Sometimes a habit becomes a tradition, and then everyone venerates or denigrates it as they see fit. Once this happens the only rational thing for a human being to do is to abandon whatever the fuss is being made about. Just concentrate on increasing the distance between yourself and that thing. You don't talk about it, you don't think about it, and most importantly, if you do it, you don't make a big deal about it.
Carbonated beverages are probably the third dumbest consumer beverage, coming in after bottled water and slightly behind energy drinks. When it comes to poisoning yourself I tend to think like the Greeks: hemlock or bust. Why stretch the suffering out over years and why pretend it doesn't harm you? What's wrong with alcoholism? Why do some people avoid the bottle but fall for the Full Throttle?
Fortunately I'm not here to answer those questions. Shit I barely even understand them, or the complex consumer economics research that goes into creating them. However we all know that the people who invented bottled water became incredibly rich shortly after the year 2000, and the people who mass marketed energy drinks became rich shortly thereafter. (These data for North American markets only). The grandfather product that all these imitators were imitating was the venerable Coca Cola, brand extraordinaire!
While cigarettes and booze were repeatedly demonized throughout the 1900s, Coca Cola took some mild flak for involving cocaine in their recipe. Profit flowed as freely as the drink flowed out of the iconic bottle's neck. Times were great. An hundred years later and things are still fantastic. Coke managed to survive the 80s, managed to survive all competition, and even managed to survive moralism and nutrito-facism. There is no stopping Coke, or any soft drink, and I think that's wrong.
All they do is sell you poison. Sugar liquor, by any other name, with ingredients you wouldn't throw on your worst enemy. Pepsi, Coke, independent manufacturers. When sugar was demonized in the 80s they all switched to carcinogenic sweeteners that people still drink and that have not been banned. You know when drinking gets serious? It gets serious when you mix white rum and Diet Coke, because all you have to do is add a tylenol to nuke your liver for good. When you recover, just blame the alcohol.

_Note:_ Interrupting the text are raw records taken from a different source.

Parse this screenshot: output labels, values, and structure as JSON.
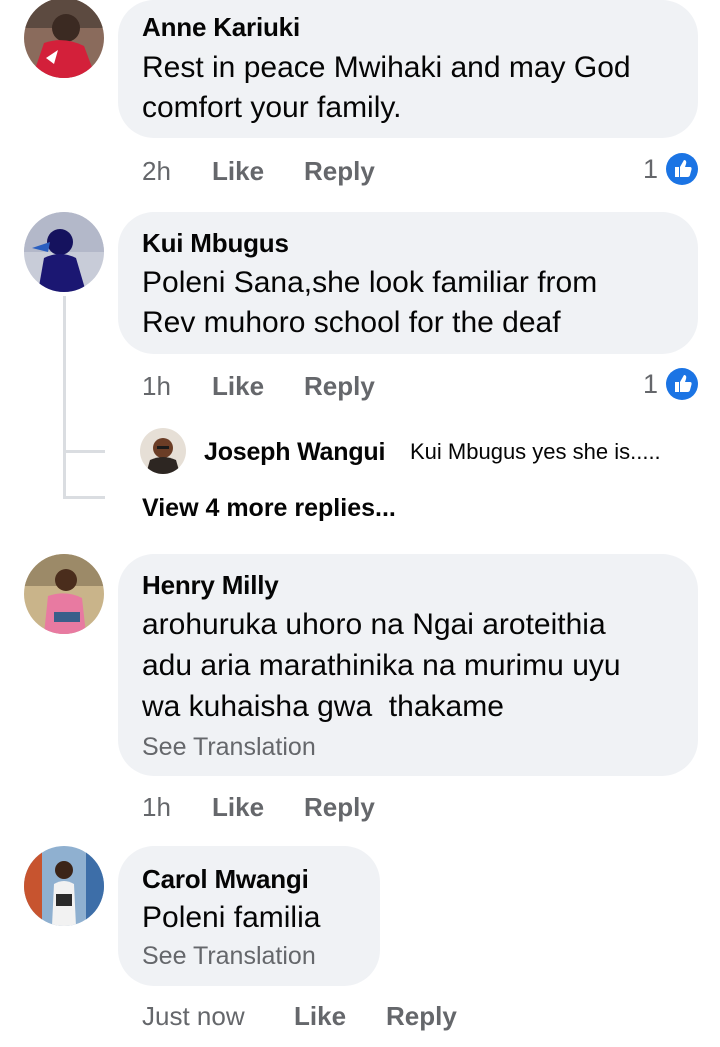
{
  "colors": {
    "bubble_bg": "#f0f2f5",
    "meta_text": "#65676b",
    "like_blue": "#1b74e4",
    "thread_line": "#dadde1"
  },
  "comments": [
    {
      "author": "Anne Kariuki",
      "lines": [
        "Rest in peace Mwihaki and may God",
        "comfort your family."
      ],
      "time": "2h",
      "like_label": "Like",
      "reply_label": "Reply",
      "reaction_count": "1",
      "reaction_icon": "thumbs-up-icon",
      "avatar_icon": "user-photo"
    },
    {
      "author": "Kui Mbugus",
      "lines": [
        "Poleni Sana,she look familiar from",
        "Rev muhoro school for the deaf"
      ],
      "time": "1h",
      "like_label": "Like",
      "reply_label": "Reply",
      "reaction_count": "1",
      "reaction_icon": "thumbs-up-icon",
      "avatar_icon": "user-photo",
      "reply_preview": {
        "author": "Joseph Wangui",
        "text": "Kui Mbugus yes she is....."
      },
      "view_more_label": "View 4 more replies..."
    },
    {
      "author": "Henry Milly",
      "lines": [
        "arohuruka uhoro na Ngai aroteithia",
        "adu aria marathinika na murimu uyu",
        "wa kuhaisha gwa  thakame"
      ],
      "see_translation": "See Translation",
      "time": "1h",
      "like_label": "Like",
      "reply_label": "Reply",
      "avatar_icon": "user-photo"
    },
    {
      "author": "Carol Mwangi",
      "lines": [
        "Poleni familia"
      ],
      "see_translation": "See Translation",
      "time": "Just now",
      "like_label": "Like",
      "reply_label": "Reply",
      "avatar_icon": "user-photo"
    }
  ]
}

I've been writing profusely about this because a while ago I saw how very insidious righteousness is. I saw people of firm faith drink no alcohol but indulge in soft-drinks. I can't say I know which is worse for a person, because I'm not a doctor, but it's pretty stupid to avoid a gulp of wine in favor of Coca Cola. "If your body is a temple, drink ye no shite."

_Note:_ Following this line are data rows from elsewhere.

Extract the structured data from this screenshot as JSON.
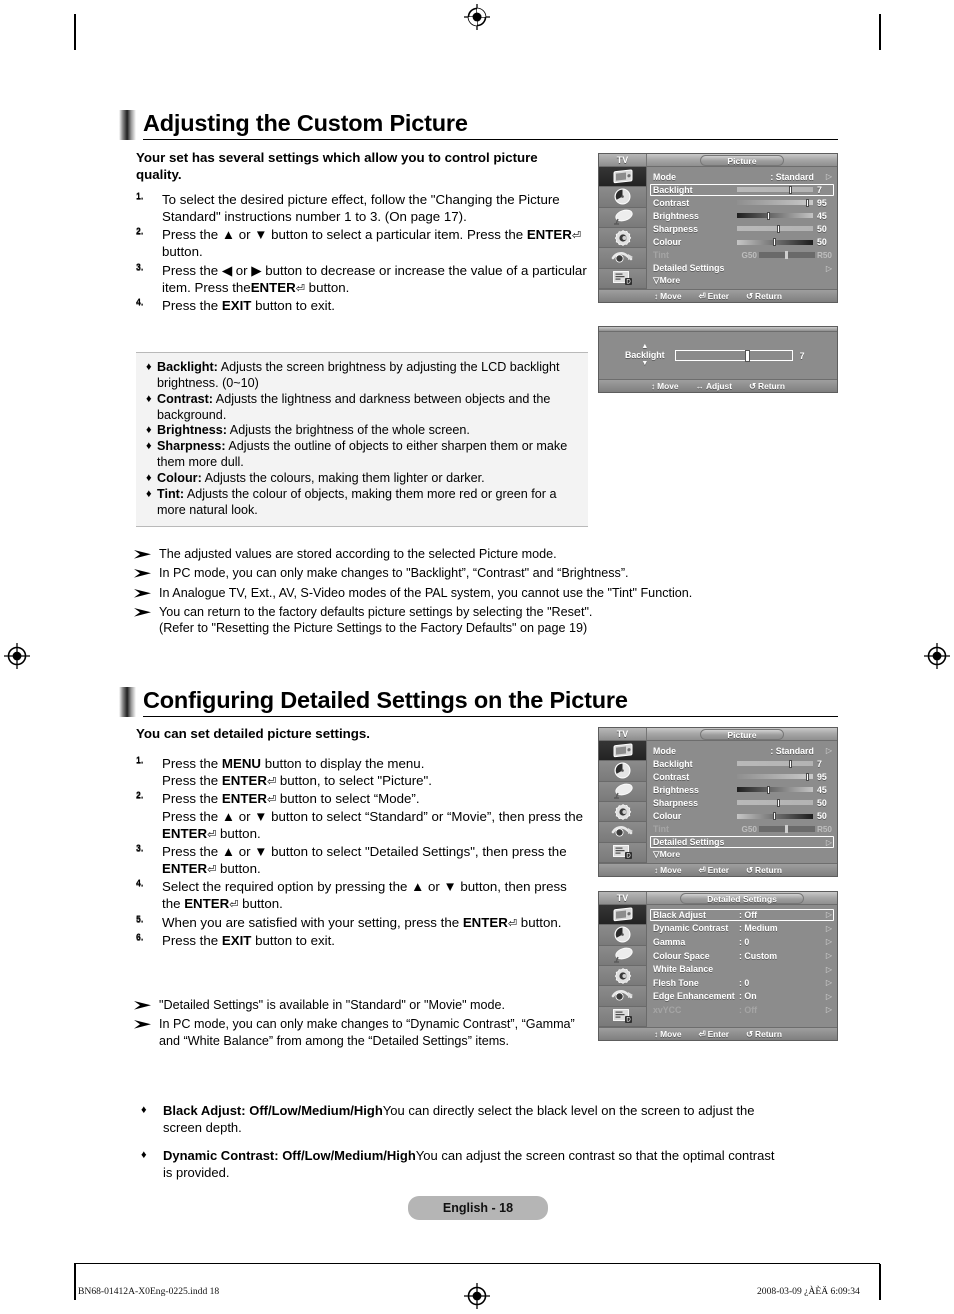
{
  "doc": {
    "section1_title": "Adjusting the Custom Picture",
    "section2_title": "Configuring Detailed Settings on the Picture",
    "intro1": "Your set has several settings which allow you to control picture quality.",
    "intro2": "You can set detailed picture settings.",
    "page_badge": "English - 18",
    "footer_left": "BN68-01412A-X0Eng-0225.indd   18",
    "footer_right": "2008-03-09   ¿ÀÈÄ 6:09:34"
  },
  "steps1": [
    {
      "num": "1.",
      "text": "To select the desired picture effect, follow the \"Changing the Picture Standard\" instructions number 1 to 3. (On page 17)."
    },
    {
      "num": "2.",
      "text": "Press the ▲ or ▼ button to select a particular item. Press the ENTER⏎ button."
    },
    {
      "num": "3.",
      "text": "Press the ◀ or ▶ button to decrease or increase the value of a particular item. Press theENTER⏎ button."
    },
    {
      "num": "4.",
      "text": "Press the EXIT button to exit."
    }
  ],
  "bullets1": [
    {
      "term": "Backlight:",
      "desc": "Adjusts the screen brightness by adjusting the LCD backlight brightness. (0~10)"
    },
    {
      "term": "Contrast:",
      "desc": "Adjusts the lightness and darkness between objects and the background."
    },
    {
      "term": "Brightness:",
      "desc": "Adjusts the brightness of the whole screen."
    },
    {
      "term": "Sharpness:",
      "desc": "Adjusts the outline of objects to either sharpen them or make them more dull."
    },
    {
      "term": "Colour:",
      "desc": "Adjusts the colours, making them lighter or darker."
    },
    {
      "term": "Tint:",
      "desc": "Adjusts the colour of objects, making them more red or green for a more natural look."
    }
  ],
  "notes1": [
    "The adjusted values are stored according to the selected Picture mode.",
    "In PC mode, you can only make changes to \"Backlight”, “Contrast\" and  “Brightness”.",
    "In Analogue TV, Ext., AV, S-Video modes of the PAL system, you cannot use the \"Tint\" Function.",
    "You can return to the factory defaults picture settings by selecting the \"Reset\".\n(Refer to \"Resetting the Picture Settings to the Factory Defaults\" on page 19)"
  ],
  "steps2": [
    {
      "num": "1.",
      "text": "Press the MENU button to display the menu.\nPress the ENTER⏎ button, to select \"Picture\"."
    },
    {
      "num": "2.",
      "text": "Press the ENTER⏎ button to select “Mode”.\nPress the ▲ or ▼ button to select “Standard” or “Movie”, then press the ENTER⏎ button."
    },
    {
      "num": "3.",
      "text": "Press the ▲ or ▼ button to select \"Detailed Settings\", then press the ENTER⏎ button."
    },
    {
      "num": "4.",
      "text": "Select the required option by pressing the ▲ or ▼ button, then press the ENTER⏎ button."
    },
    {
      "num": "5.",
      "text": "When you are satisfied with your setting, press the ENTER⏎ button."
    },
    {
      "num": "6.",
      "text": "Press the EXIT button to exit."
    }
  ],
  "notes2": [
    "\"Detailed Settings\" is available in \"Standard\" or \"Movie\" mode.",
    "In PC mode, you can only make changes to “Dynamic Contrast”, “Gamma” and “White Balance” from among the “Detailed Settings” items."
  ],
  "finals": [
    {
      "heading": "Black Adjust: Off/Low/Medium/High",
      "body": "You can directly select the black level on the screen to adjust the screen depth."
    },
    {
      "heading": "Dynamic Contrast: Off/Low/Medium/High",
      "body": "You can adjust the screen contrast so that the optimal contrast is provided."
    }
  ],
  "osd": {
    "tv_label": "TV",
    "picture_title": "Picture",
    "detailed_title": "Detailed Settings",
    "more_label": "▽More",
    "icons": [
      "picture-icon",
      "sound-icon",
      "channel-icon",
      "setup-icon",
      "input-icon",
      "pc-setup-icon"
    ],
    "footer_picture": [
      {
        "glyph": "↕",
        "label": "Move"
      },
      {
        "glyph": "⏎",
        "label": "Enter"
      },
      {
        "glyph": "↺",
        "label": "Return"
      }
    ],
    "footer_adjust": [
      {
        "glyph": "↕",
        "label": "Move"
      },
      {
        "glyph": "↔",
        "label": "Adjust"
      },
      {
        "glyph": "↺",
        "label": "Return"
      }
    ],
    "picture_menu_1": {
      "mode": {
        "label": "Mode",
        "value": ": Standard"
      },
      "rows": [
        {
          "label": "Backlight",
          "value": "7",
          "percent": 68,
          "selected": true,
          "fill": "flat"
        },
        {
          "label": "Contrast",
          "value": "95",
          "percent": 91,
          "selected": false,
          "fill": "grad-light"
        },
        {
          "label": "Brightness",
          "value": "45",
          "percent": 40,
          "selected": false,
          "fill": "grad-dark"
        },
        {
          "label": "Sharpness",
          "value": "50",
          "percent": 52,
          "selected": false,
          "fill": "flat"
        },
        {
          "label": "Colour",
          "value": "50",
          "percent": 48,
          "selected": false,
          "fill": "grad-rev"
        }
      ],
      "tint": {
        "label": "Tint",
        "left": "G50",
        "right": "R50",
        "percent": 47
      },
      "detailed": {
        "label": "Detailed Settings",
        "selected": false
      }
    },
    "picture_menu_2": {
      "mode": {
        "label": "Mode",
        "value": ": Standard"
      },
      "rows": [
        {
          "label": "Backlight",
          "value": "7",
          "percent": 68,
          "selected": false,
          "fill": "flat"
        },
        {
          "label": "Contrast",
          "value": "95",
          "percent": 91,
          "selected": false,
          "fill": "grad-light"
        },
        {
          "label": "Brightness",
          "value": "45",
          "percent": 40,
          "selected": false,
          "fill": "grad-dark"
        },
        {
          "label": "Sharpness",
          "value": "50",
          "percent": 52,
          "selected": false,
          "fill": "flat"
        },
        {
          "label": "Colour",
          "value": "50",
          "percent": 48,
          "selected": false,
          "fill": "grad-rev"
        }
      ],
      "tint": {
        "label": "Tint",
        "left": "G50",
        "right": "R50",
        "percent": 47
      },
      "detailed": {
        "label": "Detailed Settings",
        "selected": true
      }
    },
    "adjust_bar": {
      "label": "Backlight",
      "value": "7",
      "percent": 60
    },
    "detailed_menu": {
      "rows": [
        {
          "label": "Black Adjust",
          "value": ": Off",
          "selected": true,
          "dim": false
        },
        {
          "label": "Dynamic Contrast",
          "value": ": Medium",
          "selected": false,
          "dim": false
        },
        {
          "label": "Gamma",
          "value": ": 0",
          "selected": false,
          "dim": false
        },
        {
          "label": "Colour Space",
          "value": ": Custom",
          "selected": false,
          "dim": false
        },
        {
          "label": "White Balance",
          "value": "",
          "selected": false,
          "dim": false
        },
        {
          "label": "Flesh Tone",
          "value": ": 0",
          "selected": false,
          "dim": false
        },
        {
          "label": "Edge Enhancement",
          "value": ": On",
          "selected": false,
          "dim": false
        },
        {
          "label": "xvYCC",
          "value": ": Off",
          "selected": false,
          "dim": true
        }
      ]
    }
  }
}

Then a few days later I saw a user comment discussion about soft drinks:
Clearly it was something that people loved to talk about. The old themes of moderation apply. Useful advice! These are consumers who are healthy, but who are nonetheless addicted to consumption. "Oh, but we are the heterotrophs, and must consume to live." Sure. It's all true.

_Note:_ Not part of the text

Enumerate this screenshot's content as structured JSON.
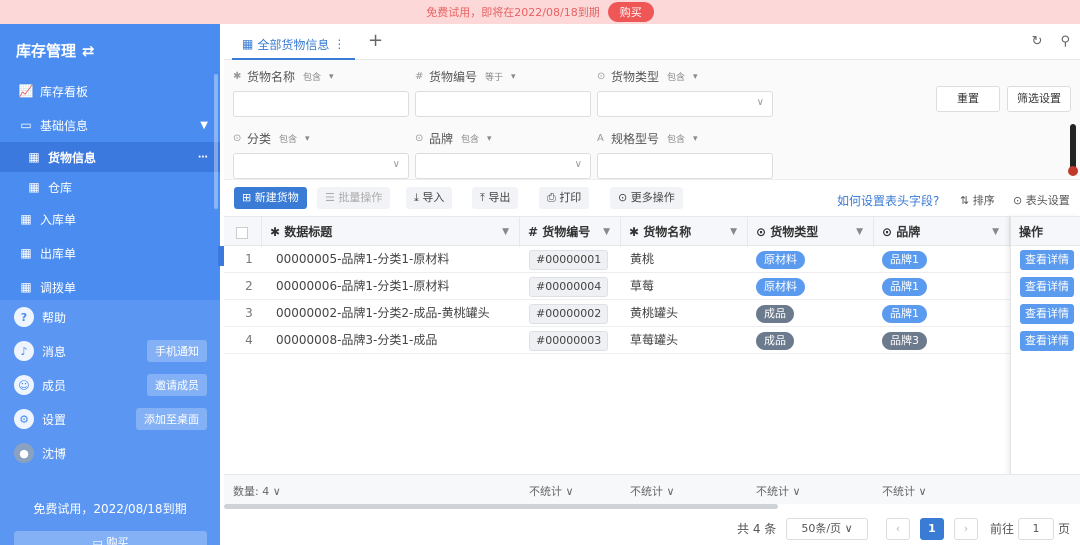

The tinfoil hat brigade shows up as ever. The worst part? They're right. You can look up the many questionable choices Monsanto has made in its transition from 'good ole local company' to 'transnational monster without brakes'. If you ever try to start up a farm, and wonder why you can't get shit done without being pestered by lawyers, and why suppliers won't buy your crops, and why your livestock mysteriously die while getting anally reamed, look no further than your local out-of-control agribusiness committee.
And stevia really does exist. It's probably already been grafted into lettuce by a transnational, though it wouldn't surprise me if what they really did was introduce a virus into the drinking water supply that made it so that people pissed out a certain amount of 'steviosides' which could be reprocessed into bottled products by convenient and ecologically friendly sewer substations. Congratulations, morally righteous uptight ass-artists, you've fucked the whole world up because you never saw evil for what it was. A drunk is pathetic, but generally conscious (no pun!) of the toll of drinking. A soft-drink drinker who does not drink alcohol on moral grounds is morally inconsistent.
As always, the gentle debaser escapes into the dusk, ready to sell another valueless nostrum to the imbeciles over the ridge. We still live in the age of snake-oil salesmen, but their pitch is too good to ignore now.